The differences between the untitled quintets #2 and #3 are as significant as they are understated, but Roden’s craft in the works on these discs is guided by making bold statements with delicate expressions. As performed here, the quintets capture the fleeting effervescence of champagne: they sparkle alluringly, ignite the senses, and are rapidly but satisfyingly consumed. Unlike many composers past and present, Roden was endowed with intelligence and sagacity that prevent him from lingering over even the most fecund of ideas. Not one concept is extended beyond the music’s inherent ability to sustain it. The quintets are Existential pieces, however. Each note has its own importance, and each note contributes to the cumulative impact of the music. The musicians comprehend and highlight this, often playing as though they were a single organism. Likewise, leaves for string quartet is magically played by the Bennewitz Quartet, the shifting textural profiles of the music given unanticipated dimensions that expose the skillfulness of Roden’s part writing like complex stitchwork held under a magnifying glass. Listening, one feels the pierce of the needle, the pull of the thread, and the exhilaration of gaps closing. These are not works to be heard passively: like the heroine’s ribbon in Claude Berri’s film Manon des Sources, these works become affixed to the listener, not like garments slipped on but like appendages that grow with every subsequent sound.

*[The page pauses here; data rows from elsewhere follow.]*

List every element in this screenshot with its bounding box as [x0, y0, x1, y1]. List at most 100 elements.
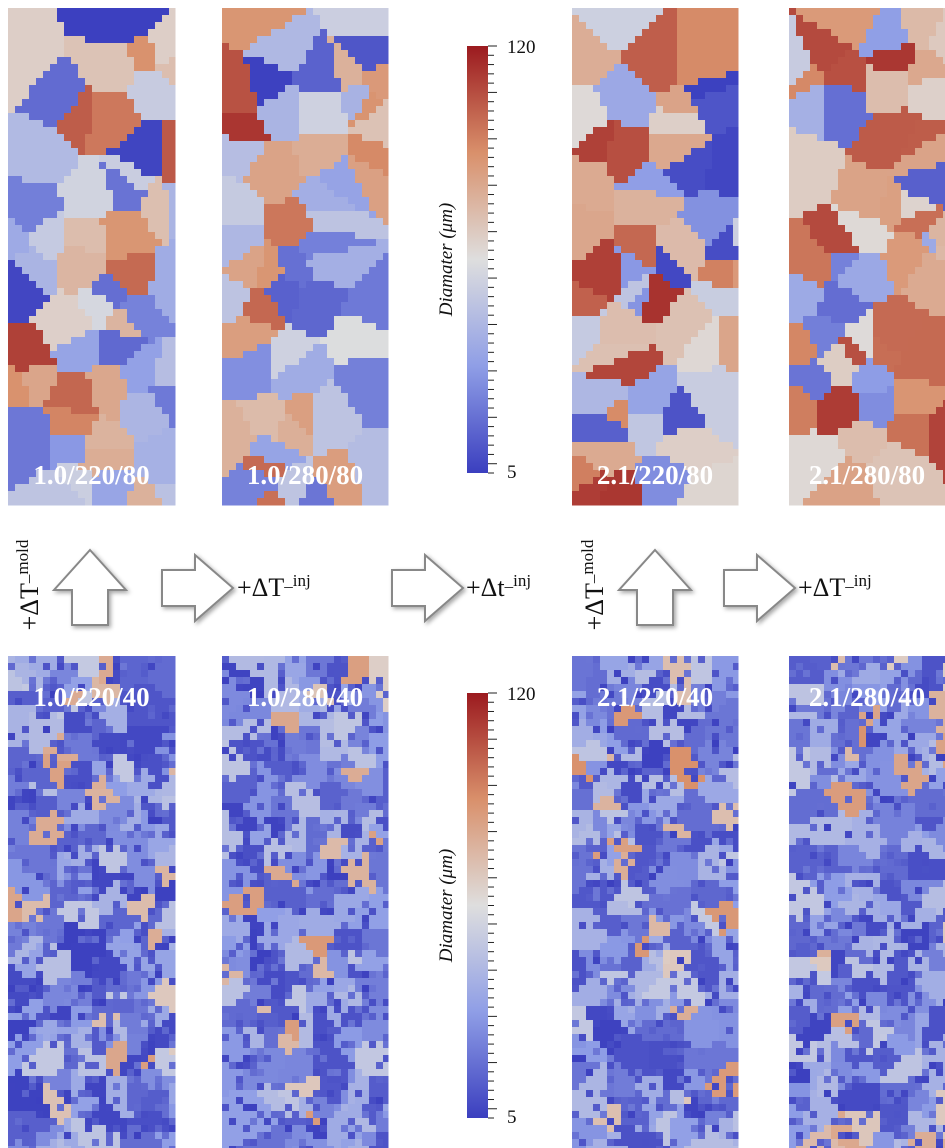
grain-cell: [593, 351, 601, 359]
grain-cell: [169, 358, 176, 366]
grain-cell: [579, 379, 587, 387]
grain-cell: [327, 498, 335, 506]
grain-cell: [320, 498, 328, 506]
grain-cell: [362, 351, 370, 359]
grain-cell: [64, 197, 72, 205]
grain-cell: [684, 141, 692, 149]
grain-cell: [369, 288, 377, 296]
grain-cell: [355, 162, 363, 170]
grain-cell: [236, 78, 244, 86]
grain-cell: [320, 428, 328, 436]
grain-cell: [348, 246, 356, 254]
grain-cell: [712, 365, 720, 373]
grain-cell: [677, 15, 685, 23]
grain-cell: [15, 498, 23, 506]
grain-cell: [355, 351, 363, 359]
grain-cell: [656, 288, 664, 296]
grain-cell: [106, 421, 114, 429]
grain-cell: [64, 57, 72, 65]
grain-cell: [369, 477, 377, 485]
grain-cell: [36, 64, 44, 72]
grain-cell: [586, 36, 594, 44]
grain-cell: [719, 260, 727, 268]
grain-cell: [320, 127, 328, 135]
grain-cell: [614, 358, 622, 366]
grain-cell: [327, 183, 335, 191]
grain-cell: [614, 379, 622, 387]
grain-cell: [85, 43, 93, 51]
grain-cell: [299, 29, 307, 37]
grain-cell: [85, 253, 93, 261]
grain-cell: [113, 183, 121, 191]
grain-cell: [628, 365, 636, 373]
grain-cell: [113, 120, 121, 128]
grain-cell: [670, 253, 678, 261]
grain-cell: [222, 351, 230, 359]
grain-cell: [169, 85, 176, 93]
grain-cell: [99, 43, 107, 51]
grain-cell: [355, 316, 363, 324]
grain-cell: [593, 99, 601, 107]
grain-cell: [43, 386, 51, 394]
grain-cell: [656, 330, 664, 338]
grain-cell: [362, 148, 370, 156]
grain-cell: [50, 246, 58, 254]
grain-cell: [299, 281, 307, 289]
grain-cell: [642, 260, 650, 268]
grain-cell: [677, 190, 685, 198]
grain-cell: [355, 372, 363, 380]
grain-cell: [572, 358, 580, 366]
grain-cell: [677, 134, 685, 142]
grain-cell: [43, 99, 51, 107]
grain-cell: [306, 253, 314, 261]
grain-cell: [257, 414, 265, 422]
grain-cell: [50, 155, 58, 163]
grain-cell: [341, 393, 349, 401]
grain-cell: [271, 8, 279, 16]
grain-cell: [698, 183, 706, 191]
grain-cell: [334, 414, 342, 422]
grain-cell: [78, 330, 86, 338]
grain-cell: [600, 134, 608, 142]
grain-cell: [369, 36, 377, 44]
grain-cell: [348, 127, 356, 135]
grain-cell: [684, 127, 692, 135]
grain-cell: [362, 421, 370, 429]
grain-cell: [64, 309, 72, 317]
grain-cell: [572, 365, 580, 373]
grain-cell: [663, 78, 671, 86]
grain-cell: [8, 281, 16, 289]
grain-cell: [348, 393, 356, 401]
grain-cell: [250, 309, 258, 317]
grain-cell: [78, 15, 86, 23]
grain-cell: [691, 379, 699, 387]
grain-cell: [320, 365, 328, 373]
grain-cell: [726, 400, 734, 408]
grain-cell: [691, 8, 699, 16]
grain-cell: [614, 127, 622, 135]
grain-cell: [92, 498, 100, 506]
grain-cell: [236, 267, 244, 275]
grain-cell: [348, 64, 356, 72]
grain-cell: [29, 421, 37, 429]
grain-cell: [92, 302, 100, 310]
grain-cell: [348, 162, 356, 170]
grain-cell: [320, 414, 328, 422]
grain-cell: [362, 246, 370, 254]
grain-cell: [257, 190, 265, 198]
grain-cell: [642, 85, 650, 93]
grain-cell: [670, 239, 678, 247]
grain-cell: [250, 78, 258, 86]
grain-cell: [705, 71, 713, 79]
grain-cell: [614, 372, 622, 380]
grain-cell: [229, 491, 237, 499]
grain-cell: [50, 232, 58, 240]
grain-cell: [600, 71, 608, 79]
grain-cell: [313, 190, 321, 198]
grain-cell: [222, 211, 230, 219]
grain-cell: [99, 155, 107, 163]
grain-cell: [285, 127, 293, 135]
grain-cell: [222, 176, 230, 184]
grain-cell: [15, 316, 23, 324]
grain-cell: [607, 92, 615, 100]
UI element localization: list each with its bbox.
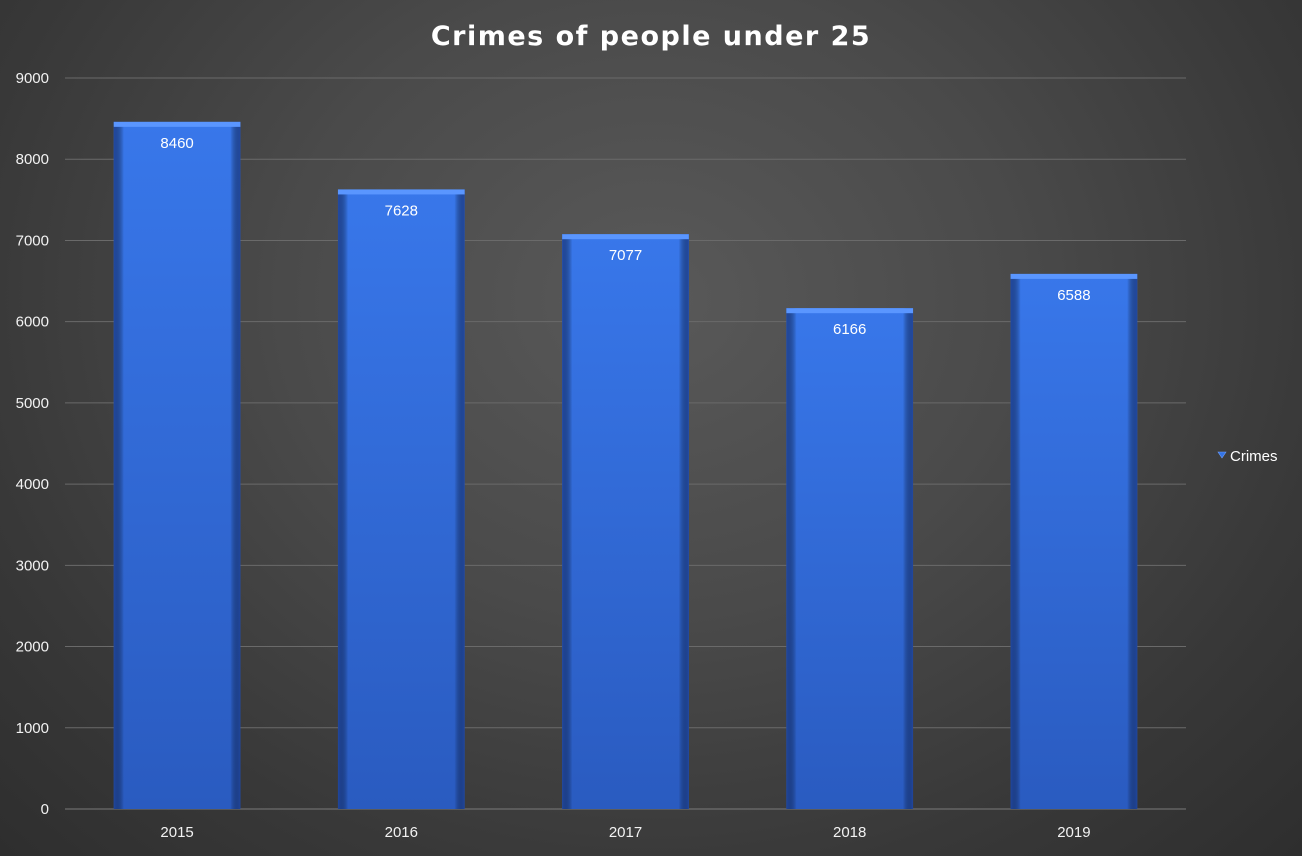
y-tick-label: 9000 <box>16 70 49 87</box>
bar-edge-shade <box>1010 273 1138 810</box>
x-tick-label: 2018 <box>833 824 866 841</box>
data-label: 6588 <box>1057 287 1090 304</box>
y-tick-label: 6000 <box>16 314 49 331</box>
bar-top-bevel <box>337 189 465 195</box>
bar-group: 6166 <box>786 308 914 809</box>
x-tick-label: 2015 <box>160 824 193 841</box>
y-tick-label: 2000 <box>16 639 49 656</box>
x-tick-label: 2016 <box>385 824 418 841</box>
bar-top-bevel <box>562 234 689 240</box>
x-tick-label: 2019 <box>1057 824 1090 841</box>
x-tick-label: 2017 <box>609 824 642 841</box>
legend-swatch <box>1217 451 1227 459</box>
y-tick-label: 8000 <box>16 151 49 168</box>
bar-edge-shade <box>113 121 241 810</box>
data-label: 7077 <box>609 247 642 264</box>
data-label: 8460 <box>160 135 193 152</box>
chart-title: Crimes of people under 25 <box>431 21 871 52</box>
y-tick-label: 1000 <box>16 720 49 737</box>
bar-group: 8460 <box>113 121 241 810</box>
y-axis: 0 1000 2000 3000 4000 5000 6000 7000 8000 9000 <box>16 70 49 818</box>
y-tick-label: 7000 <box>16 232 49 249</box>
bar-group: 7628 <box>337 189 465 809</box>
bar-top-bevel <box>113 121 241 127</box>
bar-edge-shade <box>562 234 689 810</box>
data-label: 6166 <box>833 321 866 338</box>
legend: Crimes <box>1217 448 1278 465</box>
y-tick-label: 5000 <box>16 395 49 412</box>
bar-top-bevel <box>1010 273 1138 279</box>
bar-group: 6588 <box>1010 273 1138 810</box>
legend-label: Crimes <box>1230 448 1278 465</box>
x-axis: 2015 2016 2017 2018 2019 <box>160 824 1090 841</box>
bars: 8460 7628 7077 6166 6588 <box>113 121 1138 810</box>
bar-edge-shade <box>337 189 465 809</box>
data-label: 7628 <box>385 202 418 219</box>
y-tick-label: 3000 <box>16 557 49 574</box>
bar-edge-shade <box>786 308 914 809</box>
bar-top-bevel <box>786 308 914 314</box>
y-tick-label: 4000 <box>16 476 49 493</box>
y-tick-label: 0 <box>41 801 49 818</box>
bar-group: 7077 <box>562 234 689 810</box>
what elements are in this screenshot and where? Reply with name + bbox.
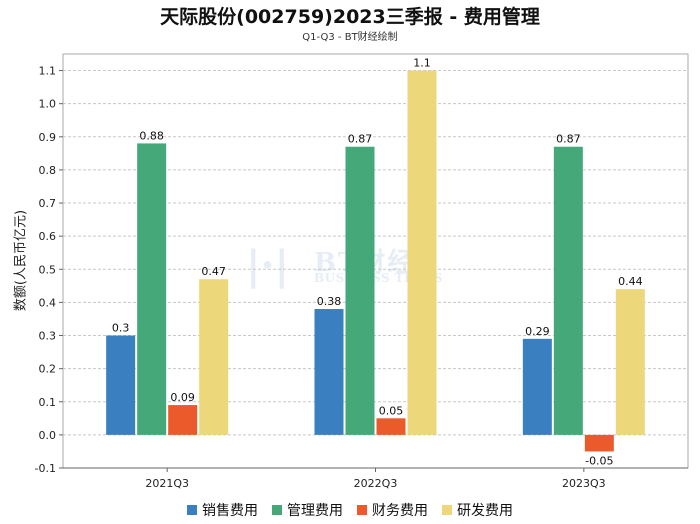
bar xyxy=(584,434,614,452)
legend-label: 研发费用 xyxy=(457,503,513,519)
chart-title: 天际股份(002759)2023三季报 - 费用管理 xyxy=(160,6,540,28)
legend-item: 销售费用 xyxy=(187,500,258,520)
y-tick-label: -0.1 xyxy=(35,462,56,475)
y-tick-label: 0.5 xyxy=(39,263,57,276)
y-tick-label: 0.6 xyxy=(39,230,57,243)
legend-item: 财务费用 xyxy=(357,500,428,520)
legend-swatch xyxy=(442,505,452,515)
bar xyxy=(168,405,198,435)
data-label: 0.87 xyxy=(348,133,373,146)
bar xyxy=(407,70,437,435)
bar xyxy=(106,335,136,435)
data-label: 0.3 xyxy=(112,322,130,335)
data-label: -0.05 xyxy=(585,454,613,467)
bar xyxy=(345,146,375,435)
legend: 销售费用 管理费用 财务费用 研发费用 xyxy=(0,500,700,520)
x-tick-label: 2021Q3 xyxy=(145,477,189,490)
y-tick-label: 1.0 xyxy=(39,98,57,111)
legend-label: 销售费用 xyxy=(202,503,258,519)
legend-label: 管理费用 xyxy=(287,503,343,519)
bar xyxy=(522,338,552,435)
legend-label: 财务费用 xyxy=(372,503,428,519)
legend-item: 研发费用 xyxy=(442,500,513,520)
y-tick-label: 0.8 xyxy=(39,164,57,177)
data-label: 0.47 xyxy=(201,265,226,278)
data-label: 1.1 xyxy=(413,57,431,70)
y-tick-label: 0.1 xyxy=(39,396,57,409)
legend-item: 管理费用 xyxy=(272,500,343,520)
legend-swatch xyxy=(272,505,282,515)
y-tick-label: 0.2 xyxy=(39,363,57,376)
data-label: 0.29 xyxy=(525,325,550,338)
chart-subtitle: Q1-Q3 - BT财经绘制 xyxy=(302,32,398,43)
data-label: 0.09 xyxy=(170,391,195,404)
y-tick-label: 0.3 xyxy=(39,330,57,343)
y-tick-label: 0.7 xyxy=(39,197,57,210)
y-tick-label: 1.1 xyxy=(39,65,57,78)
data-label: 0.87 xyxy=(556,133,581,146)
bar xyxy=(199,279,229,435)
bar xyxy=(376,418,406,435)
y-tick-label: 0.9 xyxy=(39,131,57,144)
bar xyxy=(553,146,583,435)
data-label: 0.44 xyxy=(618,275,643,288)
x-tick-label: 2023Q3 xyxy=(562,477,606,490)
data-label: 0.05 xyxy=(379,404,404,417)
y-tick-label: 0.0 xyxy=(39,429,57,442)
legend-swatch xyxy=(187,505,197,515)
bar xyxy=(314,309,344,435)
data-label: 0.88 xyxy=(139,129,164,142)
bar xyxy=(615,289,645,435)
x-tick-label: 2022Q3 xyxy=(354,477,398,490)
data-label: 0.38 xyxy=(317,295,342,308)
bar xyxy=(137,143,167,435)
watermark-mark: |·| xyxy=(246,242,290,289)
y-tick-label: 0.4 xyxy=(39,296,57,309)
legend-swatch xyxy=(357,505,367,515)
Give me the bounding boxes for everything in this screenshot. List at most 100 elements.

When writing about a composer’s work, especially that of one whose compositions are not yet familiar like Beethoven’s symphonies and Chopin’s nocturnes to virtually every listener apt to be interested in them, comparisons with other composers are tempting and sometimes helpfully informative. To state that a Vivaldi opera is like a Händel opera without the flashes of emotional insight is to provide the curious reader with a point of reference from which to launch an exploration of his own. The composer who denies having been influenced by fellow tunesmiths cannot be trusted, but comparing Jeffrey Roden’s music to that of any other composer in any genre would be a disservice to this artist and the originality of his work. Composition cannot be a vocation for Roden, something that he pursues at certain hours and in certain places, jotting down notes like the minutes of a meeting between himself and his muse. No, music must be second nature for Roden, an alternate comfort zone in which he contemplates, reasons, and dreams. As our world continually invents new means of communicating, we forget how to listen, how to truly hear and absorb the confounding cacophony that engulfs us. With the pieces on this first volume of threads of a prayer, all superbly performed, Jeffrey Roden reminds us that there is music even in our most unassuming thoughts and actions. We need only switch off our devices, silence our tongues, and let music happen.